The moat that can’t be copied
Physical inventory is replicable. Any dealer can stock the same cars, run the same promotions, match the same price by Friday. Data is the exception.
A dealership with five years of rich, unified, semantically coherent customer data holds something no competitor can buy, borrow, or rebuild overnight. Put well-configured agents to work on that data and the advantage compounds year over year, because as I’ve written about in Centaurs, Chess, and the State of Vertical AI in 2026, every interaction the system handles makes it smarter. Every month it isn’t running is a month it isn’t learning.
And as I argued in The Down Escalator Problem, the cost of delay isn’t linear. The dealership that fixes its data layer now builds a moat that widens with every interaction. The one that waits inherits a gap that grows harder to close.
The takeaway for dealers
Start treating data the way you treat your most valuable franchise. Manage it with intent and it appreciates. Neglect it and it depreciates, quietly and expensively, every single day.
The path forward starts with three questions about your data:
- Is it unified? A dealership’s data should flow from one customer record that every agent, every department, and every touchpoint draws from and contributes back to. Five systems running five versions of the same customer isn’t a data strategy. It’s a liability.
- Is it current? Data that isn’t actively maintained depreciates. Service history from two years ago without recent engagement signals isn’t a foundation. It needs constant refreshing to stay useful.
- Is it contextually rich? Name and contact info is table stakes. Vehicle history, service behavior, lease end date, declined repairs, and communication preferences — that’s the semantic layer that separates a generic AI response from a concierge one.
Unified. Current. Contextually rich. That’s the foundation. Build agents on top of it and the moat widens with every interaction. Without it, even the best AI can only do so much, because the quality of the output will always reflect the quality of the input.
63% of dealers already agree that AI investment is critical. The ones who win won’t just be the ones who invested. They’ll be the ones who built the data foundation that made the investment mean something.
________
Michael Quigley unpacks shifts like this one every issue. Subscribe to Drive the Future for the thinking before it becomes the consensus.

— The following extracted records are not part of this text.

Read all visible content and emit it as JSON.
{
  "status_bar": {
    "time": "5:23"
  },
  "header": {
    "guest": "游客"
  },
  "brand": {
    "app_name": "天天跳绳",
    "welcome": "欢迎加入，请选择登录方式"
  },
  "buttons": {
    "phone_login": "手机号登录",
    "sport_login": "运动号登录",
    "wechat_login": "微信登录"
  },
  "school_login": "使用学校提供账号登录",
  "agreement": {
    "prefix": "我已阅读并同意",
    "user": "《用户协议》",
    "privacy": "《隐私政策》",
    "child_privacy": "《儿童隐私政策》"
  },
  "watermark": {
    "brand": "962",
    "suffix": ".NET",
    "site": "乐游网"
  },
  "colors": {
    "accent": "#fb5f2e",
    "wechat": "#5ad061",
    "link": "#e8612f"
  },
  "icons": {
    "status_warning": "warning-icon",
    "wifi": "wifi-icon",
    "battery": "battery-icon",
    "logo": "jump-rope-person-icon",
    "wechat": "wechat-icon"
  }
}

Frequently asked questions
What is a dealership data strategy?
A dealership data strategy is the deliberate plan for how a dealership collects, unifies, governs, and activates its customer data. It treats data as a strategic asset, much like inventory, rather than a byproduct of daily operations. A strong strategy pulls fragmented sources into one customer view that staff and AI agents can both act on.
Why does data quality matter for automotive AI?

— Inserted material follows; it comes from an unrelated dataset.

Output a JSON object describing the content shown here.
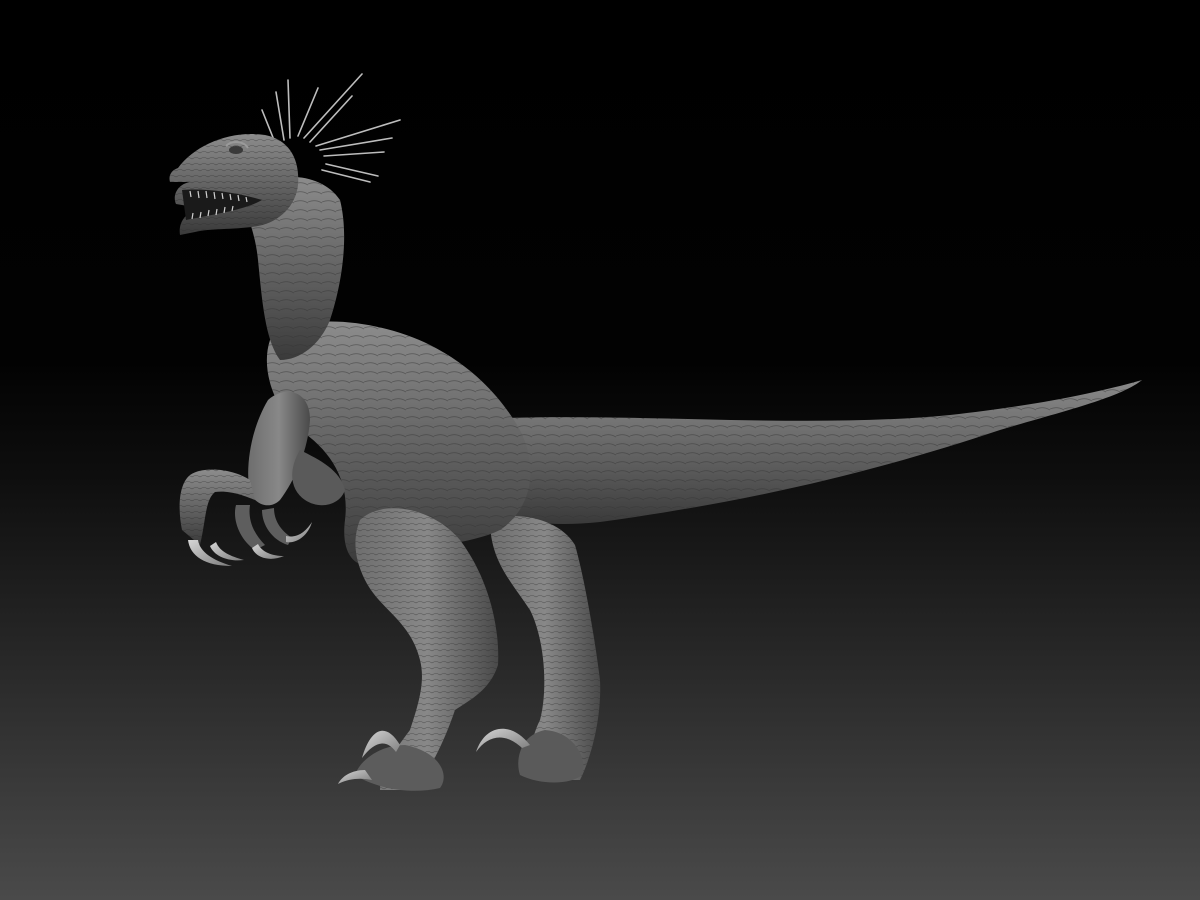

Data quality determines how well AI agents perform. Agents working on thin, fragmented data deliver generic, low-trust interactions. Agents working on rich, unified data deliver personalized, high-converting ones. IDC notes that organizations without high-quality, AI-ready data risk roughly a 15% productivity loss scaling AI by 2027.

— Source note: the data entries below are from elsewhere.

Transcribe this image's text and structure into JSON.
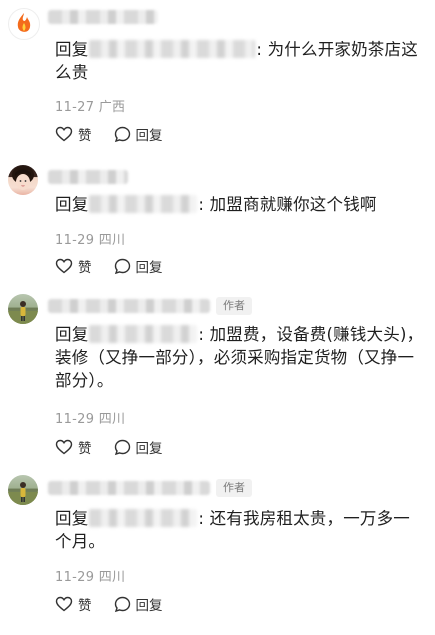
{
  "reply_prefix": "回复",
  "author_badge": "作者",
  "actions": {
    "like": "赞",
    "reply": "回复"
  },
  "comments": [
    {
      "text_after_mask": ": 为什么开家奶茶店这么贵",
      "date": "11-27",
      "location": "广西",
      "is_author": false,
      "avatar": "flame-logo"
    },
    {
      "text_after_mask": ": 加盟商就赚你这个钱啊",
      "date": "11-29",
      "location": "四川",
      "is_author": false,
      "avatar": "girl-photo"
    },
    {
      "text_after_mask": ": 加盟费，设备费(赚钱大头)，装修（又挣一部分），必须采购指定货物（又挣一部分）。",
      "date": "11-29",
      "location": "四川",
      "is_author": true,
      "avatar": "outdoor-photo"
    },
    {
      "text_after_mask": ": 还有我房租太贵，一万多一个月。",
      "date": "11-29",
      "location": "四川",
      "is_author": true,
      "avatar": "outdoor-photo"
    }
  ]
}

How is customer data like dealership inventory?
Customer data behaves like inventory because it appreciates or depreciates based on management. A car loses value the longer it sits unsold. Customer data loses value the longer it sits siloed and unused. Both reward the same discipline: the right asset, activated at the right moment.
What is an AI-infused data architecture?
An AI-infused data architecture unifies a company’s data into a clean, connected foundation that AI systems can reliably use. IDC predicts 40% of organizations will invest in these architectures by 2027 to protect decision quality and competitiveness. For dealers, it means one data layer feeding every agent and every department.
How does Impel unify dealership data?
Impel’s AI Operating System runs Sales AI, Service AI, Voice AI, Marketing AI, and VinVision AI on a single, shared data layer. Every agent draws from the same customer view and contributes back to it. That unified foundation lets dealers activate their data consistently across sales, service, and marketing.